Kenyan aid workers kidnapped in Somalia

By Cyrus Ombati

Three Kenyan expatriates working with Swedish group International Aid Services were on Wednesday kidnapped in an ambush by an armed group of people near Galkayo, in Puntland, Somalia. 

The team was travelling in two vehicles including an escort car with three armed Puntland Police Officers who were overpowered by the attackers.

One local staff was shot and critically injured and three Kenyan expatriates were kidnapped and taken to an unknown destination.

IAS executive director Leif Zetterlund said in a statement the organization is in touch with the relevant authorities in Galkayo and surrounding areas to facilitate release of the staff.

Their names were not immediately released but the Ministry of Foreign Affairs said they are liaising with IAS to establish the identities and release them. 

Galkayo straddles the border separating semi-autonomous Puntland from the self-proclaimed separate region of Galmudug to the south.

The abductions marked the latest kidnappings of foreigners in unrest-plagued Somalia.

Last week four foreigners working for the Norwegian Refugee Council were released in southern Somalia following a joint operation by Somali and Kenyan forces three days after their kidnapping from Dadaab.

In October 2011, gunmen seized two Spaniards working for Medecins sans Frontieres in the Dadaab refugee camp.

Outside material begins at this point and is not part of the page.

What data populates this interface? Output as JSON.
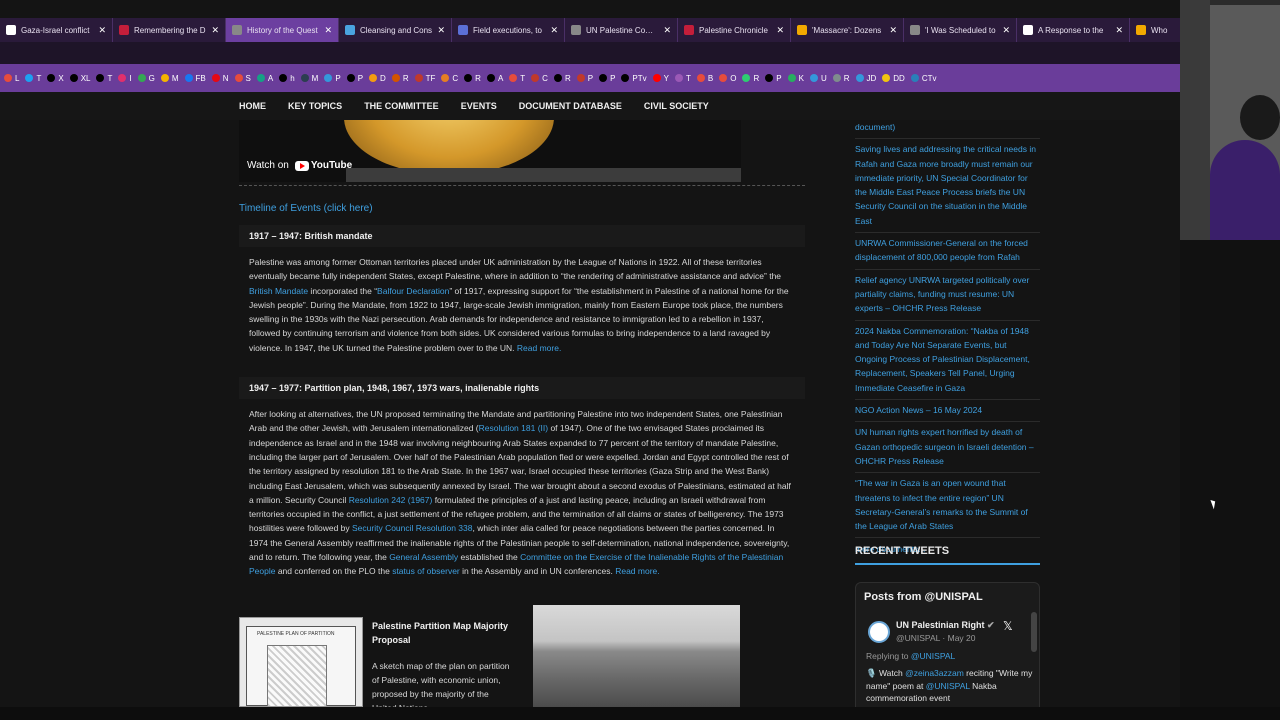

They are still being held hostage in Somalia.

Also that month, a Dane and an American were kidnapped in Galkayo and held hostage for three months before being freed by US Special Forces.

In June, two South African sailors who had been kidnapped in the Indian Ocean in 2010 were freed by Somali Special Forces after they had apparently passed from pirates to Islamist insurgents.

In July 2009, a French agent for the DGSE Foreign Intelligence Service, identified by the pseudonym Denis Allex, was seized from his Mogadishu hotel by Islamist militants and is yet to be released.

A strong 17,000 troops under the Amisom are in Somalia fighting the militants who have lost control of much of the regions.